10. Climb the Football League pyramid with Salford City
These are heady times at Salford City. The Ammies have been promoted three times in the last four years, are bankrolled by a Singapore billionaire and a bunch of Manchester United legends, and Adam Rooney is banging them in like namesake Wayne during his heyday.
Flying high in the National League, Salford have their sights set on title success this year. With the kind of financial backing that makes Scrooge McDuck look skint, don’t bet against them making it four in five on the promotion front.
Coaching Salford on Football Manager 2019 is like playing Donkey Kong – it’s a case of ‘how high can you climb?’ Promotion in season one will be a doddle for FM veterans, but breaking into the Football League’s upper echelons – and maybe even the dizzying heights of the Premier League – will really test your managerial mettle.
9. ‘Do a Leicester’ with Kilmarnock
Trying to knock the mighty Celtic off their green-and-white perch with teams like Rangers or Aberdeen is a popular challenge among Football Manager fans, but here’s the hardcore version: turning humble Kilmarnock into Scotland’s answer to Leicester 2015/16.
Steve Clarke has done a fantastic job at Killie this season, and when he guided them to the top of the table (albeit with the Old Firm having games in hand) for a short time in early December, some dared to ask whether a true underdog story north of the border was about to unfold.
In truth, the Kilmarnock fairytale is unlikely to have such a far-fetched ending, but Football Manager 2019 experts have been known to pull off more miraculous feats than this. If you play the long game, invest smartly and carefully nurture those academy gems, who knows what you could accomplish with Killie in the coming years.
8. Make Barry Town dominant again
During the early 1990s, Barry Town enjoyed a period of dominance in Welsh football. They became the League of Wales’ first fully professional club, ate domestic trophies for breakfast and even pulled off a few historic victories in Europe, before a period of drawn-out financial turmoil slammed the breaks on their runaway success.
Since being reborn as the supporter-run Barry Town United FC, the Jenner Park outfit have clawed their way back into the Welsh top flight – not bad for a team which basically ceased to exist at one point – but the domination of the mid-90s still feels like a distant memory.
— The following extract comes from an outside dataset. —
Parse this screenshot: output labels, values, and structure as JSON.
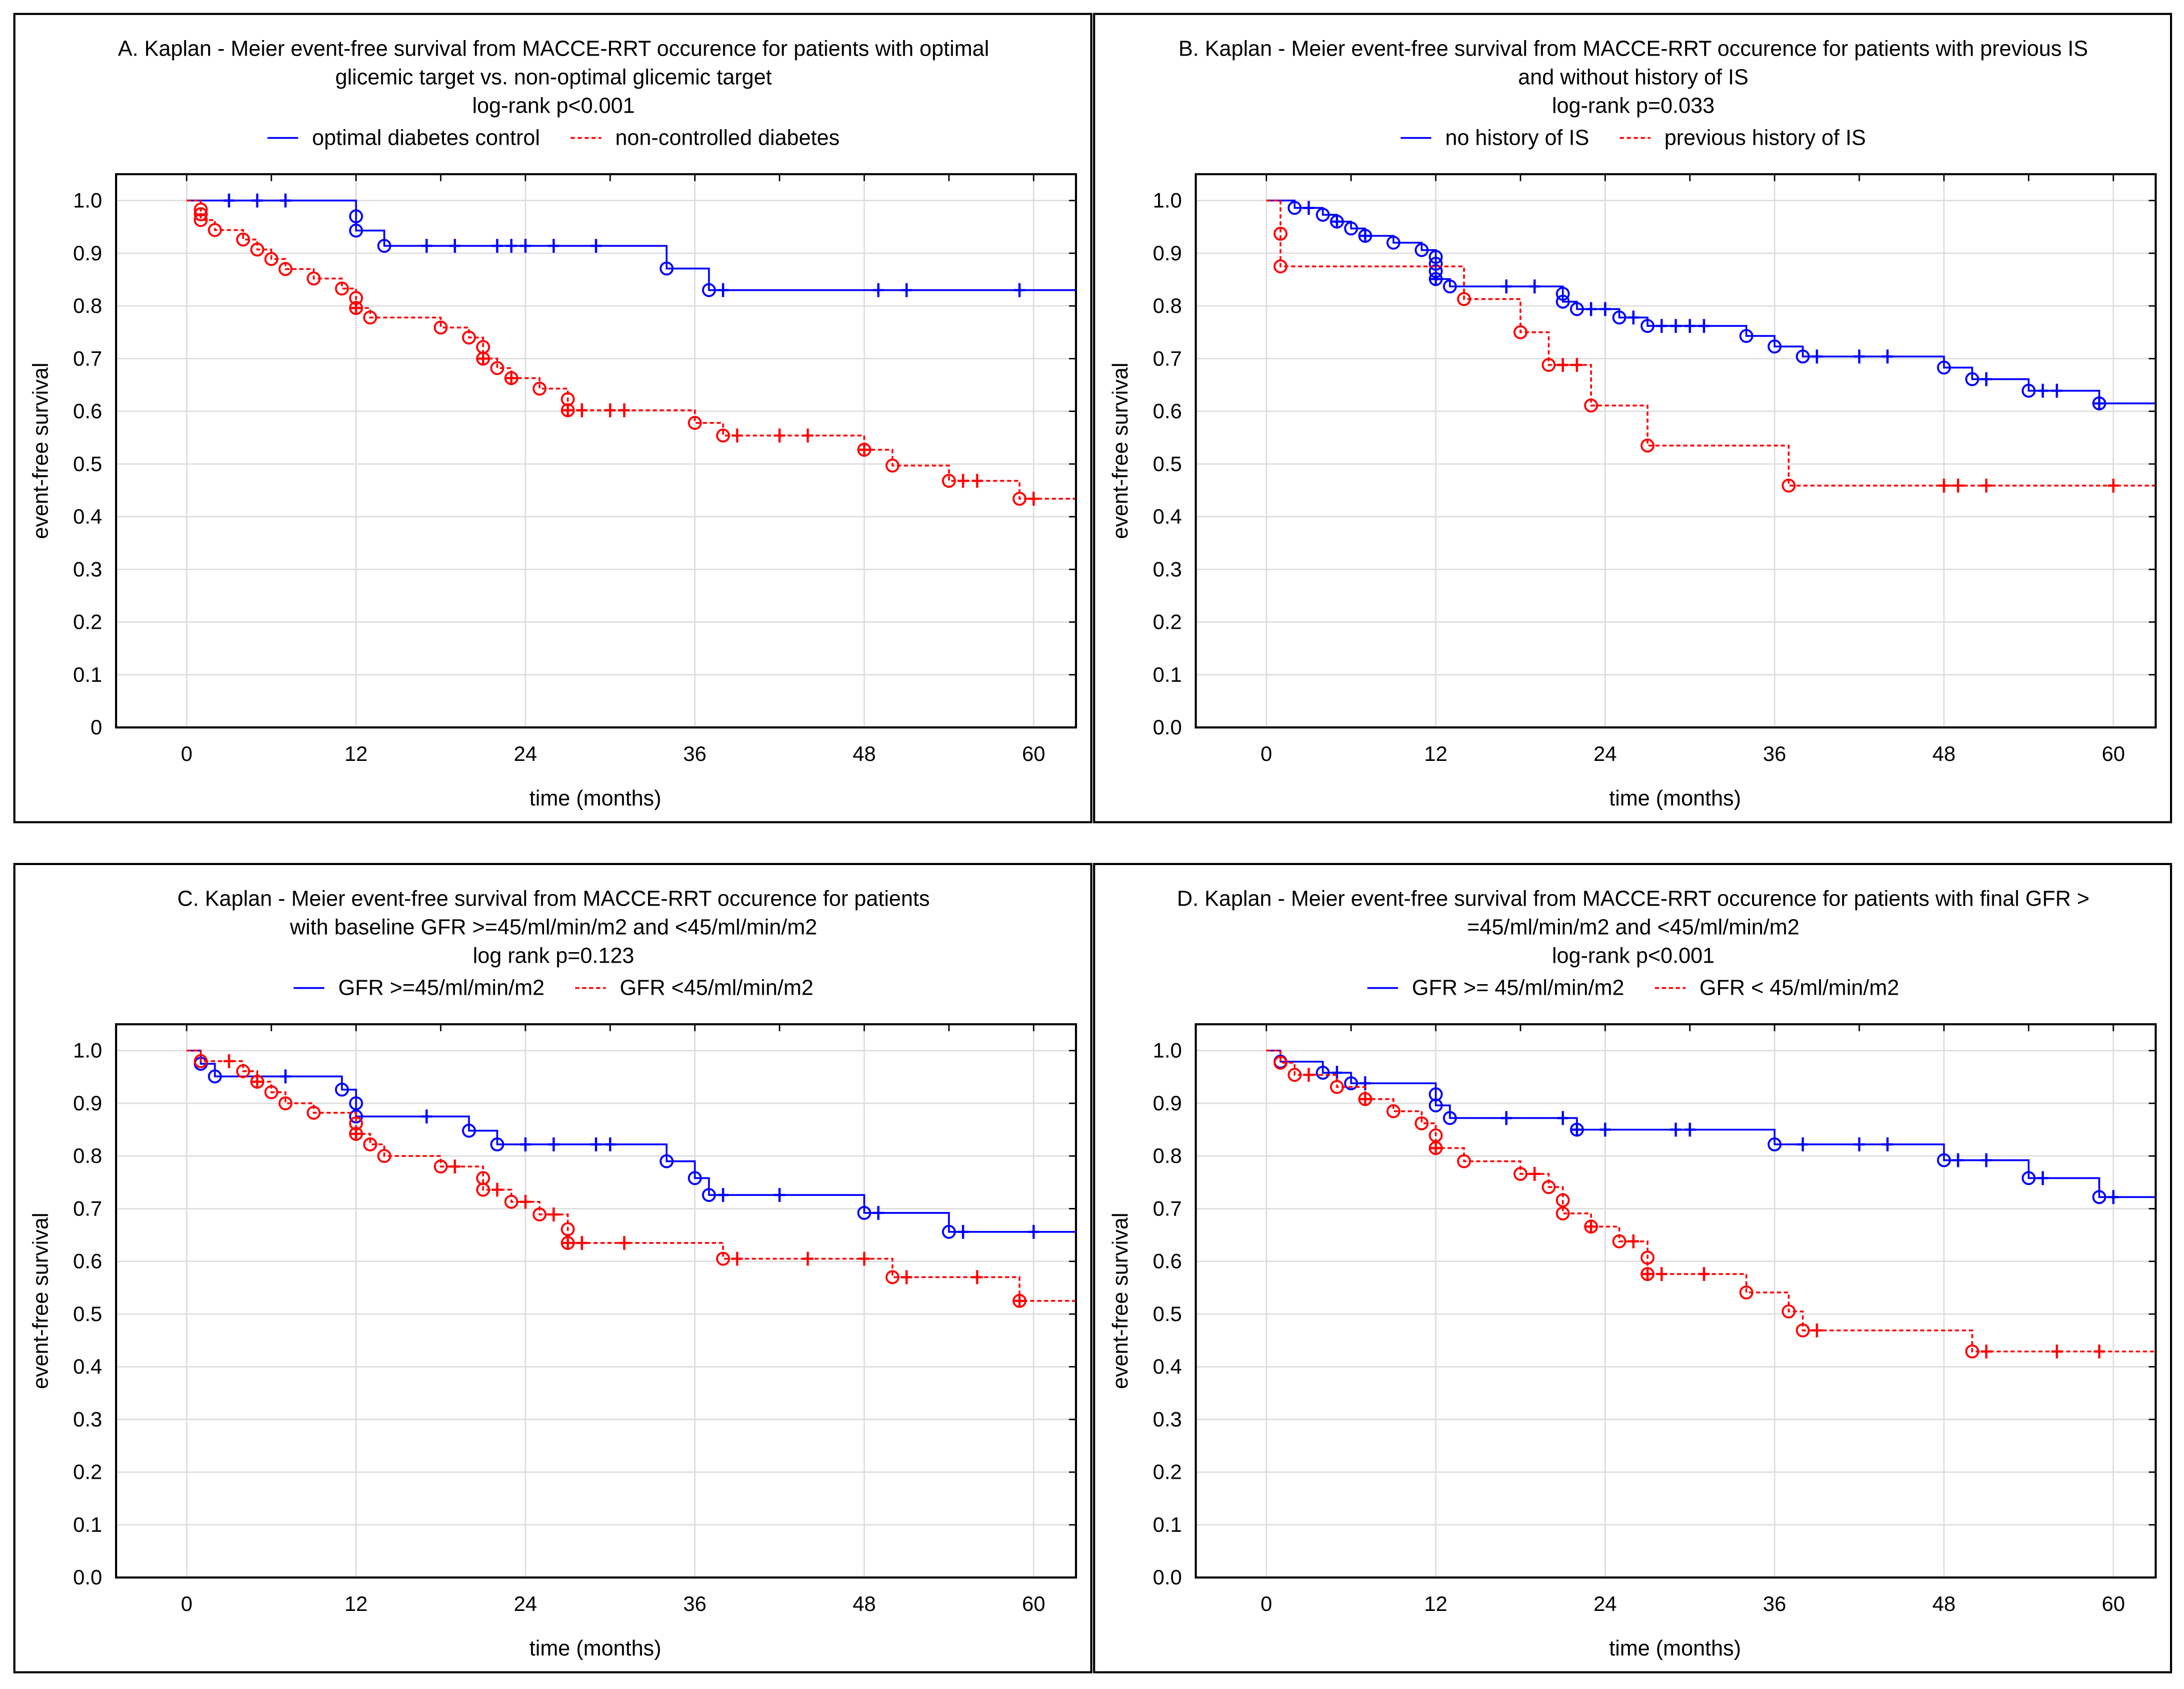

There’s a good reason why recapturing Barry’s glory days of domestic trebles is a tall order on Football Manager 2019 – it’s called The New Saints. The Oswestry side are the latest shark to stalk Welsh football’s goldfish bowl; overthrowing them with a side that was fighting a legal battle for the right to play competitive football only a few years ago is a test that will really separate the men from the boys.
7. Make 1860 Munich a match for Bayern
Life is tough when your local rivals are winning everything and you just keep slipping further along a downward spiral. No, we’re not talking about Manchester United – 1860 Munich supporters could teach the Red Devils a thing or two about living in a neighbour’s shadow.
They have a fan base to rival most sides in the Bundesliga and were in the Champions League as recently as 2001, but these days die Lowen are plying their trade in 3. Liga, the third tier of German football.
With historic clubs like Kaiserslautern, Karlsruher SC and Hansa Rostock to compete with, you’re likely to find things hard going in your first season in charge. While promotion is more than doable, it’s sure to be a long journey back to the upper reaches of the German football – and that’s when the really hard work will begin. How many campaigns will it take you to make 1860 any kind of match for Bayern?
6. Win a domestic cup with Wigan
If Roberto Martinez can do it, surely you can make a decent fist of it on FM19? Wigan fans will never forget 11 May 2013, the day they toppled Manchester City at Wembley to bring home the FA Cup for the first time in the club’s history.
Just getting the Latics back into the top flight would be no mean feat considering their budget is nothing to write home about compared to the Championship’s big boys. A shock promotion isn’t completely out of the question, though: there’s a solid midfield to work with, featuring Josh Windass and Portugal youth international Leonardo Lopes, while striker Will Grigg is *checks thermometer* very much on fire.
Pulling off another unlikely cup triumph to emulate the class of 2013 can be your long-term goal with Wigan – bonus points if you manage to avoid relegation in the same season.